We model the random time when a polling precinct transmits the results to the COMELEC server using a geometric distribution. In this case, the geometric distribution describes the number of attempts (in terms of the chosen period - in this case, 15 minutes) until the ER is transmitted.

There are various reasons why the transmissions don’t happen simultaneously. For example, some precincts still have not finished counting the votes. Some may have internet connectivity issues. Some may have experienced problems with the SD cards, etc. These random delays are all baked in the chosen random geometric distribution. However, we expect that most precincts can send their data in the first few periods.

Fortunately, we have a small segment of empirical ER transmission rates data between 8:02-11:32 pm on May 9, 2022, available to fit the chosen distribution somehow barely. I did the fitting by manual inspection 😅. There is a more principled way of fitting if the data is complete. This gave me the parameter for the geometric distribution (p=0.105). See the 1st image.

![image](https://user-images.githubusercontent.com/3009596/167688863-84955667-6c43-4ba4-8df5-2442c28277d1.png)

After knowing the distribution parameter, we can then perform our simulation and test if the observed data can be replicated. If we can replicate the observed trends using our simulated data, this suggests that the observed trend is natural in terms of the random process that governs the ER transmission.

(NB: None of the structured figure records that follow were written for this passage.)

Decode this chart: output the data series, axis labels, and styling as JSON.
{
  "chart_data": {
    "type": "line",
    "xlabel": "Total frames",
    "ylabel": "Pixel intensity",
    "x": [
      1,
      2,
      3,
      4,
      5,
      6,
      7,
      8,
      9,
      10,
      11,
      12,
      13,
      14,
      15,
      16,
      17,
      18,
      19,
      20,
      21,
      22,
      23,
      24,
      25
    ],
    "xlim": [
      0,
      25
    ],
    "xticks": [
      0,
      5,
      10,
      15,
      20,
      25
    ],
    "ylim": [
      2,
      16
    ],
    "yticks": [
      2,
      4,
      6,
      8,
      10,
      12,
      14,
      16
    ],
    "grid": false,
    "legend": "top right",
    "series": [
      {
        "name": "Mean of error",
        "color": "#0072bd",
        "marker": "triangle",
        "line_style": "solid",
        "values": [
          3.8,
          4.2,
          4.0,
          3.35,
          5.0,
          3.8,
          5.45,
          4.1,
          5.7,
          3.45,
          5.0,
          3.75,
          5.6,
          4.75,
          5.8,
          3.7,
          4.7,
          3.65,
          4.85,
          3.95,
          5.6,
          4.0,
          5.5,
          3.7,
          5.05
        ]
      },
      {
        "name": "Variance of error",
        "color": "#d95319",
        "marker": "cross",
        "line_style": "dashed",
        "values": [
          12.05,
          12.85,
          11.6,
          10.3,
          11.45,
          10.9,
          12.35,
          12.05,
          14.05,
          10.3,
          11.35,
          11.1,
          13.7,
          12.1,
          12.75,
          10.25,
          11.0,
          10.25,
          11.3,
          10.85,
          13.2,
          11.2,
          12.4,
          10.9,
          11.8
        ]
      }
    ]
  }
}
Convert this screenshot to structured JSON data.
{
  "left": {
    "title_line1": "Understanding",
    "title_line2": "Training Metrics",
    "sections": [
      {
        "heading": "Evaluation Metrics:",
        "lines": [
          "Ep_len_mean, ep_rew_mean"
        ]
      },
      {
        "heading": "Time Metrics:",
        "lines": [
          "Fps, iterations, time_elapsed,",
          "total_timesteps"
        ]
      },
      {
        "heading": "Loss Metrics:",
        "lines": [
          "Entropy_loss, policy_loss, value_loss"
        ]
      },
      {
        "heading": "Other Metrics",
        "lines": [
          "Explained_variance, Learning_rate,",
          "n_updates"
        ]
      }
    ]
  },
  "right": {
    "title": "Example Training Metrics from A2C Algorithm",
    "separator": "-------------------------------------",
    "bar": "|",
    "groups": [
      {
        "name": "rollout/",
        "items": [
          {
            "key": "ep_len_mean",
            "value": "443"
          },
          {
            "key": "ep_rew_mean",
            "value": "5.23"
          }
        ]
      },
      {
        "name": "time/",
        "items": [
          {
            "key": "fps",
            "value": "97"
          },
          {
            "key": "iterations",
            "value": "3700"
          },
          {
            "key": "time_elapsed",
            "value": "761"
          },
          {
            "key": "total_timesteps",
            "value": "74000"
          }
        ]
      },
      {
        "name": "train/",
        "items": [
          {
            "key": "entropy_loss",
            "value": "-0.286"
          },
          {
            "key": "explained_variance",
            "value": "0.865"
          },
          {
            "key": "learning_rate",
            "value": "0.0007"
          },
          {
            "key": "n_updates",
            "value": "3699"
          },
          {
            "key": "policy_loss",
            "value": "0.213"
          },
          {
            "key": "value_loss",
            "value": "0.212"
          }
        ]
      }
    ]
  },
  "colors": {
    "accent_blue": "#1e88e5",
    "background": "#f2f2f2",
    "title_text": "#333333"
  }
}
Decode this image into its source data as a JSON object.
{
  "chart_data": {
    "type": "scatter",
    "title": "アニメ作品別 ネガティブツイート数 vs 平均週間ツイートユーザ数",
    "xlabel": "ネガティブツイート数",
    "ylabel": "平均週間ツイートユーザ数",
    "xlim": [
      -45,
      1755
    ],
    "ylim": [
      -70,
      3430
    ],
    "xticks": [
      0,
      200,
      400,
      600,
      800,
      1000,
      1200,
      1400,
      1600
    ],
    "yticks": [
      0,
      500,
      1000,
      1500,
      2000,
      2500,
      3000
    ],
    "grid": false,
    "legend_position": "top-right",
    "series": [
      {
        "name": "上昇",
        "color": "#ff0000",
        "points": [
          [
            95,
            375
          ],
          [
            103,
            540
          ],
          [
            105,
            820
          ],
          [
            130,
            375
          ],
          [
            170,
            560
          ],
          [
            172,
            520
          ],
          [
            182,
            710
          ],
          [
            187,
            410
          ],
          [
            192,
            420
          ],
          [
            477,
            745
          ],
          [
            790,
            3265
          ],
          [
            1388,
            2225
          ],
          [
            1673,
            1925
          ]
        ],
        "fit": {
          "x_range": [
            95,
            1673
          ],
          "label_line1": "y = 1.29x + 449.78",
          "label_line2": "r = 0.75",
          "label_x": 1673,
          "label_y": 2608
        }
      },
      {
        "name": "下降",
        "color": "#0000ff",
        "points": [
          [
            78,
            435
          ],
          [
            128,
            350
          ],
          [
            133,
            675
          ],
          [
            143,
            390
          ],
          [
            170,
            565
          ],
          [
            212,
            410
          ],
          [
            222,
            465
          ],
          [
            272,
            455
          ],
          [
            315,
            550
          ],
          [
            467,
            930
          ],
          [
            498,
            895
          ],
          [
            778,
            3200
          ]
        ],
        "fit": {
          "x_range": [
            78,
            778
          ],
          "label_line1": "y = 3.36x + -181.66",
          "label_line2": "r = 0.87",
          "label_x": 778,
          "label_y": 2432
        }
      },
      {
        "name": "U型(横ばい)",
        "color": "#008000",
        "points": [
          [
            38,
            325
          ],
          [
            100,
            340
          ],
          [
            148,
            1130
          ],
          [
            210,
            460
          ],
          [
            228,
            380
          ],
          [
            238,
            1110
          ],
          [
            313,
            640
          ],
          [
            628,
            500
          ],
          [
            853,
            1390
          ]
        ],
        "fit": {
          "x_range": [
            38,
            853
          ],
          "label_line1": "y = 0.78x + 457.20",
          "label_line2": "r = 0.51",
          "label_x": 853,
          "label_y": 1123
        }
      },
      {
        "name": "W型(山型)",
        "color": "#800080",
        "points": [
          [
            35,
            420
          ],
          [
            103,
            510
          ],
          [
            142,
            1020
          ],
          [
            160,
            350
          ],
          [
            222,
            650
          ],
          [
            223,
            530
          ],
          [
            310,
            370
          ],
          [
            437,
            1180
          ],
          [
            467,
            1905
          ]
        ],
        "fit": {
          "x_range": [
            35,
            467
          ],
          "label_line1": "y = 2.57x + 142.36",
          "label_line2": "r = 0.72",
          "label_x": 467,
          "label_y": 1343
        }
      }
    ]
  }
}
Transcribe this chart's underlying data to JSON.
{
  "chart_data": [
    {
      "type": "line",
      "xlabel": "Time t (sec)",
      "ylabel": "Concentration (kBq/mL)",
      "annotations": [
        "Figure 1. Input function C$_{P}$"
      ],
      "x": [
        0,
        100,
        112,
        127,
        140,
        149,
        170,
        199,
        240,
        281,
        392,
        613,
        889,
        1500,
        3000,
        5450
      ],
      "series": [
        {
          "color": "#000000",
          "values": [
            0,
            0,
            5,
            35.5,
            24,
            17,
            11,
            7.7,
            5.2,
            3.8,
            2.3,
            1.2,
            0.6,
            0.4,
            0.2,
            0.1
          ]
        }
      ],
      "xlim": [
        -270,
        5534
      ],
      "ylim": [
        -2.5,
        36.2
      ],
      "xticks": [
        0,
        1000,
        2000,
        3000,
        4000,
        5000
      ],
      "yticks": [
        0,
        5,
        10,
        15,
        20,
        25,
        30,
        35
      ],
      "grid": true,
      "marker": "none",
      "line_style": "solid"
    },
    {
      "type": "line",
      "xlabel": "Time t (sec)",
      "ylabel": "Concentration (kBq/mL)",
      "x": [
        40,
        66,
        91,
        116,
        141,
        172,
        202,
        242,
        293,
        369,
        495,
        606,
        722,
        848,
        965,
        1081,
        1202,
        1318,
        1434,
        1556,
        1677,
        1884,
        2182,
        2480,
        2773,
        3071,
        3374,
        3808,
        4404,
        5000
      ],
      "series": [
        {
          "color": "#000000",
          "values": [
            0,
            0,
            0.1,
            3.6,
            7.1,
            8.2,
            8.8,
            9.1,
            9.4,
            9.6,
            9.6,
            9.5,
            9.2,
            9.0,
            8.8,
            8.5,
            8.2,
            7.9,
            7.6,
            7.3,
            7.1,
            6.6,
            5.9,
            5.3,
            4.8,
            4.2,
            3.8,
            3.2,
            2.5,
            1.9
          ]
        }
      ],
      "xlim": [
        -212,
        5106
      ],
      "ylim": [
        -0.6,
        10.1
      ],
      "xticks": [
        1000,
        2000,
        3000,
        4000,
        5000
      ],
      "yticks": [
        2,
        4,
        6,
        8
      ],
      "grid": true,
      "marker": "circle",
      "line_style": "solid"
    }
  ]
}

So how do we perform a single simulation process?

First, we assign each precinct a random transmission period drawn from the geometric distribution. Then, we get all data from each polling precinct with the same transmission period. In each period (in this model, we use 15 minutes), we aggregate the votes received by each candidate in all polling precincts that have transmitted their results. The output of this is what the COMELEC or other channels report. We can then compute the ratios either cumulatively over periods or each period.

An ensemble of simulations, meaning many versions of “realities,” were generated that are governed by the defined random process. This allows us to quantify the confidence interval over the expected trend—the ensemble of outcomes -> meaning gumawa ako ng maraming elections.

Then I plotted the trends of these “elections” in aggregate form per period, similar to the data observed in the COMELEC reports. And what do we get?

Yes, what we see is precisely similar to the observed empirical data. Both the cumulative (2nd image) and the non-cumulative (3rd image) data generated by the simulations (using the actual polling precincts data) yield the same trend as empirically observed. Yes, as the analysis provides, the “perfectly linear” and the “constant difference in votes ratio” can be explained by a random process and not due to systematic irregularities.

![image](https://user-images.githubusercontent.com/3009596/167585665-8e54dc7e-0dbd-44ec-907f-091f2c6ae278.png)

![image](https://user-images.githubusercontent.com/3009596/167585692-1304732e-fb20-46c1-b296-556daae60d1d.png)

Given no evidence to the contrary, the analysis suggests that no systematic irregularities are causing this trend.